Mathew Littman, a Democratic strategist and executive director of the gun reform group 97 Percent, said of universal background checks that “it’s ridiculous that it hasn’t happened. Absolutely ridiculous.”
The gun control debate has put more pressure on Democrats to abandon the legislative filibuster in the Senate, broadening the range of constituencies lobbying for the change. Lonnie Phillips, whose daughter was killed in Aurora and who now advocates on behalf of survivors of gun violence, said, “The best thing that can happen right now — the one thing I would give everything up for — is get rid of the filibuster so we can pass some laws.”
But Phillips and other gun control advocates are frustrated not only with the Senate, but with President Joe Biden, who has yet to fulfill a campaign promise to take unilateral action on gun violence. Phillips’ wife, Sandy, said that “we were so hopeful that the president would follow through on his promises on Day One.
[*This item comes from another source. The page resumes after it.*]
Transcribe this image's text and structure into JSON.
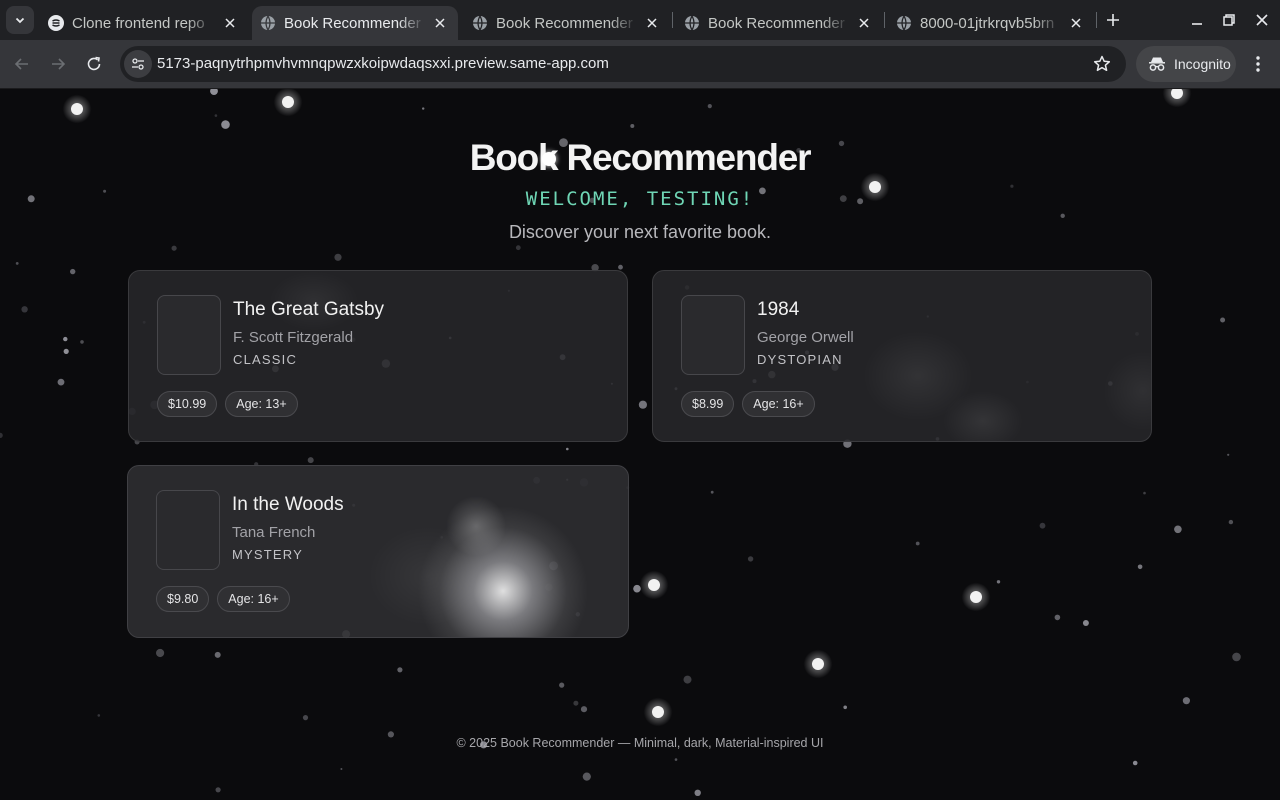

And that hasn’t happened.”
A first-hand witness to political difficulties surrounding the issue, Biden was an author of the now-expired assault weapons ban while in the Senate in 1994. Later, as vice president, he assumed an instrumental role in a major push for gun control legislation following the massacre at Sandy Hook Elementary in 2012, the failure of which in the Senate marked one of the most significant defeats of President Barack Obama’s second term.
Biden said Tuesday that he does not want to “wait another minute” to address gun violence, calling on Congress to act while his administration considers measures he could take on his own.
If Democrats seizing control of Washington raised the expectations of gun reform advocates, it will also make any defeat that much more painful.
Looking back over 12 years of disappointment on the issue, Lonnie Phillips said, “Obama couldn’t get it done, and of course, Trump made it worse, if that’s possible,” adding that Biden “hasn’t lived up to his promise.”
“Yeah,” he said. “We’re at a frustrating point.”